They really could heal. Well, of course they could heal, duh. They were paladins of Ragnaros.
It had begun three years ago when a barrel of beer had been delivered to the Manufactory by accident. It was meant to go upstairs but Argelmach wasn't stupid. With the help of his gnomish technicians and his apprentice, he drank the lot before the idiots upstairs ever realised that they were a barrel short. I never realised that he was physiologically capable of being drunk. He makes a very realistic Dwarf. When I finally found him three days later in the middle of Molten Core, riveted to the ceiling, he had already declared himself Grand Heirophant of Ragnaros and started mass-producing automated paladins. It was amazing how many Gnomes were stupid enough to join his cult. The workforce had quadrupled overnight.
As we made our way out of the mountain, taking care that I did not slip from the chain and plunge screaming into the searing volcanic depths to be immolated instantly, I tried to use reason to dissuade my 'party' from coming along.
"Two golems trying to sneak into Ironforge are going to be noticed." I explained, "And we can't very well barge in through the front gate!"
A pause. Then one of the golems replied, writing in the notepad it had taken from Argelmach's desk:
LF21M FOR RAID ON IRONFORGE.
I couldn't stop it in time to prevent myself from being showered by LFG notes. There were golems EVERYWHERE in the Burning Steppes.
"You wouldn't fit in the tram!" I said, "You wouldn't get through the door, and you golems can't bend down, can you?"
The golems seemed convinced by this. Turning on their heels, they lumbered off in the opposite direction. The self-proclaimed leader stretched out a massive stone arm and their 21 friends stopped. They looked restless. If they hadn't been animated bits of rock, I would have sworn I saw disappointment on their faces.
It occurred to me that I had no idea how I was going to sneak into Ironforge. While I could pass for Human if I wore a hooded cloak, I spoke no Common and only some Dwarven in a Dark Iron accent. I didn't know my way around the grand Capital and I certainly didn't know how I was going to steal huge crates of iron heads and drag them back halfway across the continent. I sat on a rock, staring into the sky at a swarm of tiny red dragonlings following their mother to roost. I wish I was a dragon, I thought, so I could just fly where I needed to go.
"Any ideas?" I turned to the golems. After a minute or so, a piece of paper appeared in my lap.
I FIND PRAYING TO RAGNAROS USUALLY HELPS.
I sighed. It was as good an idea as any. Crossing my legs, I closed my eyes put my hands together in prayer as I had seen Argelmach do.
"Oh holy Ragnaros." I said, "I, favoured disciple of the Grand Heirophant, beseech thee for aid. Please aid me in my time of hardship."
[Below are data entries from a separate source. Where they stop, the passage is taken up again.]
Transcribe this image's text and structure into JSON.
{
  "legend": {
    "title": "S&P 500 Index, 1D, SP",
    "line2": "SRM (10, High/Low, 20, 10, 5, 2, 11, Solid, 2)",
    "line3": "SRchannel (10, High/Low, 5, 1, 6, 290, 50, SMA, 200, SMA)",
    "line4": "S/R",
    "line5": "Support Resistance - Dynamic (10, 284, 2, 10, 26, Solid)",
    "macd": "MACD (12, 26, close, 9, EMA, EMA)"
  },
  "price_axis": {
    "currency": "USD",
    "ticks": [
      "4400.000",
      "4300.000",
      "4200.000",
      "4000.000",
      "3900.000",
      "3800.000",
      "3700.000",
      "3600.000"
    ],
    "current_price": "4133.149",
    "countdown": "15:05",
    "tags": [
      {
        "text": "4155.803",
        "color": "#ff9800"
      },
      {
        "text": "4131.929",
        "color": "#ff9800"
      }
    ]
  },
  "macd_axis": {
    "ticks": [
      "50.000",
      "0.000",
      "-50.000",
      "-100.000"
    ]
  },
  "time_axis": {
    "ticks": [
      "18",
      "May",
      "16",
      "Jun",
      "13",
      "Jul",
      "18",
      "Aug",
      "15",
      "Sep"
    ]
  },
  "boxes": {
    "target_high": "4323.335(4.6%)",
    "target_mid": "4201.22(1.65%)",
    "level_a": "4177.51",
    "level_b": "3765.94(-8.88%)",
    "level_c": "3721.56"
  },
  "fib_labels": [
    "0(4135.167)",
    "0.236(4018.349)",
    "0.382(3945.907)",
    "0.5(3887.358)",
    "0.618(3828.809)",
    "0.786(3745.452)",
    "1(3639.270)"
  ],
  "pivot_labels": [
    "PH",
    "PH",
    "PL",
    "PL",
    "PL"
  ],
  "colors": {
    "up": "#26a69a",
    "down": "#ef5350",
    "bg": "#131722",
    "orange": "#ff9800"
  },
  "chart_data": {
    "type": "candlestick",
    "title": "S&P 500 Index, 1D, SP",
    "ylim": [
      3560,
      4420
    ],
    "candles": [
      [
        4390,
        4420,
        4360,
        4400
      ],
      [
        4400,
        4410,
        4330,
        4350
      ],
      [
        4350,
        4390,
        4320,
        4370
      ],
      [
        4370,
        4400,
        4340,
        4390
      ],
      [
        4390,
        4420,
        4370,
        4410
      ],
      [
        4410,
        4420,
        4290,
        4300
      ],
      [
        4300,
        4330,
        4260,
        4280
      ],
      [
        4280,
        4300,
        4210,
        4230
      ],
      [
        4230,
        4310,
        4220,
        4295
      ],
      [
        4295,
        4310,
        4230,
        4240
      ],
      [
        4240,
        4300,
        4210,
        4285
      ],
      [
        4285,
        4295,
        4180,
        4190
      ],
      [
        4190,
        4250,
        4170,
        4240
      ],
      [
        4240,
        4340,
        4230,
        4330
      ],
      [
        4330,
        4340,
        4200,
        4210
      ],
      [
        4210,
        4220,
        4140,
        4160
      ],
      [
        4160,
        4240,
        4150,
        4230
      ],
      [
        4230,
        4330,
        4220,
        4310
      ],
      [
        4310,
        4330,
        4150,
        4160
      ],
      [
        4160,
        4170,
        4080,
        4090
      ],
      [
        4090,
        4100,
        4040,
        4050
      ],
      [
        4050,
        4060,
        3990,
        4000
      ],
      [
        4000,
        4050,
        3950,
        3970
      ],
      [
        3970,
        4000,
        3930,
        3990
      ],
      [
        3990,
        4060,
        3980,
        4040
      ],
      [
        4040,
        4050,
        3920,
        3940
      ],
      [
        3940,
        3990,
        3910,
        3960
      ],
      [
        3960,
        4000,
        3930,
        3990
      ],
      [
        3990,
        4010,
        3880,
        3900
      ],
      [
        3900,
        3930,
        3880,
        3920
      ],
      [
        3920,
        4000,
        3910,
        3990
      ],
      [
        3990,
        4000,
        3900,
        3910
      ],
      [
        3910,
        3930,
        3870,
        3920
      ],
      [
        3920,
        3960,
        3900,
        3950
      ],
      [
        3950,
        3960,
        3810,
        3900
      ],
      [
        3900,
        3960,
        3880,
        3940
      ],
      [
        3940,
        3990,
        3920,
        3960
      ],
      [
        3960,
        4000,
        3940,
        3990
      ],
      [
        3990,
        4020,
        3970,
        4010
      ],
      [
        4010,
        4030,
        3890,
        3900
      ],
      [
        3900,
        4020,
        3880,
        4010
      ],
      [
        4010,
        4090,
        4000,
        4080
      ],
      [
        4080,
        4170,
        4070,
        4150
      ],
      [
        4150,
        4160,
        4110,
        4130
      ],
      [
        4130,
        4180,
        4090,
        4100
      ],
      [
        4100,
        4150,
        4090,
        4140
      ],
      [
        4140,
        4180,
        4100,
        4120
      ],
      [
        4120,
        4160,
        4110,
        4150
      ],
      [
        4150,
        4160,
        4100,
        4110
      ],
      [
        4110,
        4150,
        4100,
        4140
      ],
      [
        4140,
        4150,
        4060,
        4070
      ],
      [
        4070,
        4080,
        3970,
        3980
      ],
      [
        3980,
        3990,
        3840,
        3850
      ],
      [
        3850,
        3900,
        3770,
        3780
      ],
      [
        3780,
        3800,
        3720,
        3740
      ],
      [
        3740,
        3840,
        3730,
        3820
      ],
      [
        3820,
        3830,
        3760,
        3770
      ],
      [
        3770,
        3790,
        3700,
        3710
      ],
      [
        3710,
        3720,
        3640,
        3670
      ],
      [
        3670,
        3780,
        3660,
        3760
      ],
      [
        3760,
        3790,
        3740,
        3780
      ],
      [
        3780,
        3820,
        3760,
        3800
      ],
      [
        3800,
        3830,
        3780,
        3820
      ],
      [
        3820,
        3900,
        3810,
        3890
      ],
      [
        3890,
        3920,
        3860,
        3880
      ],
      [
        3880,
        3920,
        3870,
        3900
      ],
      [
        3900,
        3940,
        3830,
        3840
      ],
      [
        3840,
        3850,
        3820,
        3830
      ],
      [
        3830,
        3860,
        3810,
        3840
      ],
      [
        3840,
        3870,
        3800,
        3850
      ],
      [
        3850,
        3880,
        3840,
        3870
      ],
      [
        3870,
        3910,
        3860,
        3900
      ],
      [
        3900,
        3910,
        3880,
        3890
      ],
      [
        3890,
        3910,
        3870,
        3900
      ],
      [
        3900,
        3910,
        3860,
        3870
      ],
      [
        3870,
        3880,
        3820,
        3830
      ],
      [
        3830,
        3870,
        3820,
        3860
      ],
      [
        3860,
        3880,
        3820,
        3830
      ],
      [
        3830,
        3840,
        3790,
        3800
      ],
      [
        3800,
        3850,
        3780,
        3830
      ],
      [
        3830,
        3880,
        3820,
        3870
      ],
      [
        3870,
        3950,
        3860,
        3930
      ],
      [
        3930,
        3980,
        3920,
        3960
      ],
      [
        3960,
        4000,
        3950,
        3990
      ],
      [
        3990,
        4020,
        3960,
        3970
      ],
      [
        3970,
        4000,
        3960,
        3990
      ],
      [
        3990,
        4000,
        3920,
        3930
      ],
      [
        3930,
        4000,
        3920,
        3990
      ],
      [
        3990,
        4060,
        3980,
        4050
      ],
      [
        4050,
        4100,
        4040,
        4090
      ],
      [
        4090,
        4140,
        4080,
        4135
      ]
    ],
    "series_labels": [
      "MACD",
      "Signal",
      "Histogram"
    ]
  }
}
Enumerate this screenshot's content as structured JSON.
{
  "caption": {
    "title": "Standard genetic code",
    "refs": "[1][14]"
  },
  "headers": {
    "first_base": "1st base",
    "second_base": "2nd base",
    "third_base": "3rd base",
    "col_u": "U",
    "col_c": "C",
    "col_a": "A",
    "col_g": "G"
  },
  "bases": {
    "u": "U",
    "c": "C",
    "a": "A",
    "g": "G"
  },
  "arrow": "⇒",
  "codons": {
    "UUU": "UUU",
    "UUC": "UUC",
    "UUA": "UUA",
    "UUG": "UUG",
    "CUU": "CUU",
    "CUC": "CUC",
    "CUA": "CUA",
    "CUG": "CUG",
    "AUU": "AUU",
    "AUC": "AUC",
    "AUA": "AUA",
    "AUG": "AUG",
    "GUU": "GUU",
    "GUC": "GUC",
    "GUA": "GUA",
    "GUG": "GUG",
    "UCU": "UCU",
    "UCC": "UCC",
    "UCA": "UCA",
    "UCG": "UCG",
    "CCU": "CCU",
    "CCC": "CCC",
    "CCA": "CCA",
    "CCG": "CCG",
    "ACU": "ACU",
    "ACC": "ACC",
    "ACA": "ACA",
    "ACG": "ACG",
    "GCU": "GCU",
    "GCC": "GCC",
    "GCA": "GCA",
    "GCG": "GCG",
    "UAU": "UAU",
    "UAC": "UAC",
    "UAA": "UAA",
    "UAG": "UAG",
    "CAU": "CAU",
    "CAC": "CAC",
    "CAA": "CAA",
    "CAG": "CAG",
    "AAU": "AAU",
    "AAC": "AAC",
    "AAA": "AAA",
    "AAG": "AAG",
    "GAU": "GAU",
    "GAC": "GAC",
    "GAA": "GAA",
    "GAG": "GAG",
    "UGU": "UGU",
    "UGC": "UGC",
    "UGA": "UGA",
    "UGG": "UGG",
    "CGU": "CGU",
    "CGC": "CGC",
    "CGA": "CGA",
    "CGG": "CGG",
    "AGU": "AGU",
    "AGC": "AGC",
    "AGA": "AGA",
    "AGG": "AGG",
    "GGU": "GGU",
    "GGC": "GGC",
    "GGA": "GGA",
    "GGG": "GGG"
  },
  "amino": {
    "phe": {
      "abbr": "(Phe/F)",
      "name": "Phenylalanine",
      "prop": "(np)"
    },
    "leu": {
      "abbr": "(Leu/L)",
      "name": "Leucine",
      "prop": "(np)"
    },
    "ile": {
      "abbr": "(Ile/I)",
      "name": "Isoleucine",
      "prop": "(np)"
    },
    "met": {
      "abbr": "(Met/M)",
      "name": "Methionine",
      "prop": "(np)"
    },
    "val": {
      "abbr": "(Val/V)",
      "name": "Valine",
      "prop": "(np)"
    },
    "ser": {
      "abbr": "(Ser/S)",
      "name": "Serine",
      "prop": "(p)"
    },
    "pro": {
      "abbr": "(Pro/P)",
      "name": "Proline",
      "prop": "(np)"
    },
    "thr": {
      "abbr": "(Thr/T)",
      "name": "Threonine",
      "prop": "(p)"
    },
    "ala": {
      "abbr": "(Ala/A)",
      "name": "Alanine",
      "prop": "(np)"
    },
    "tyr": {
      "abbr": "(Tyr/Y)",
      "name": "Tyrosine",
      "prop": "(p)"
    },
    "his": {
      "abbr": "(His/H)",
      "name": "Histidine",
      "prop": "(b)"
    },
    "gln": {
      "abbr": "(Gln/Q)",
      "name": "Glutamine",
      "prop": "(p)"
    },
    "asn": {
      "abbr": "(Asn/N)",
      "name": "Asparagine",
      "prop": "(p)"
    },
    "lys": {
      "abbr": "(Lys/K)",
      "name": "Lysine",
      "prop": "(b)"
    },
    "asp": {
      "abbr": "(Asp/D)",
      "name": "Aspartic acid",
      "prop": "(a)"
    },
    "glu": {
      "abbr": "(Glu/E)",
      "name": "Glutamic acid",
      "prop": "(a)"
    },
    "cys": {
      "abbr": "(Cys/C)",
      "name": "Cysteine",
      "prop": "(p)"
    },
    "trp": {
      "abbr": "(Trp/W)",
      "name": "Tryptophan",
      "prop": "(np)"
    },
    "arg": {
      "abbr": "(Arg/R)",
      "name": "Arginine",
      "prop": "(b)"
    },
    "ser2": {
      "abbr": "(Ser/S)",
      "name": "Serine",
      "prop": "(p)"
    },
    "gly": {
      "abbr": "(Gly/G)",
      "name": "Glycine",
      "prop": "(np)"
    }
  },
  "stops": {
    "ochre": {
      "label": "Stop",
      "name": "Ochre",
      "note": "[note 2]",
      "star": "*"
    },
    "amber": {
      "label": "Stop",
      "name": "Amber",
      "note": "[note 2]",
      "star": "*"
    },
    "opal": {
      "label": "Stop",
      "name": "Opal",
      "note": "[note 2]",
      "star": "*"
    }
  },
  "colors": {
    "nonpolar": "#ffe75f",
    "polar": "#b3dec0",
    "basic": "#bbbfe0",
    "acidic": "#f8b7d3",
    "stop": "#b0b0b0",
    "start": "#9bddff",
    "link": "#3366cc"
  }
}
Suddenly, the ground rumbled and erupted in a shower of magma, almost incinerating one of the golems. Fearing for my life, I threw myself down and put my hands over my head. I heard a deep rumbling voice in my head. In that voice I heard the roar of fire, and a rusty grating that revealed the corruption of the almighty elemental.
VERY WELL, FOOLISH MORTAL, I WILL AID YOU IF YOU PROVIDE A SERVICE FOR ME.
"Wh... what would one such as you need from me?"
I AM HUNGRY, said the flaming behemoth, NONE COME TO MY LAIR ANY MORE. THERE ARE MORE TEMPTING PRIZES ELSEWHERE. NEW AND MORE DANGEROUS CHALLENGES. I AM OF THE OLD WORLD AND I FEAR I SHALL DIE WITH IT.
I bowed my head. It was true that not as many people went down to the Core any more. Argelmach preferred the peace and quiet - they always wanted to go through him first.
FIND ME FOOD, it roared, FIND ME TWENTY-FIVE ADVENTURERS AND BRING THEM HERE TO BE SACRIFICED.
"Er..." I stammered, "Is this the next chain in my quest? Is it like a PVP quest?"
I AM PERFECTLY CAPABLE OF KILLING THE ADVENTURERS MYSELF, rumbled Ragnaros, JUST PERSUADE THEM TO COME TO ME.
I sighed and walked back to the Mountain.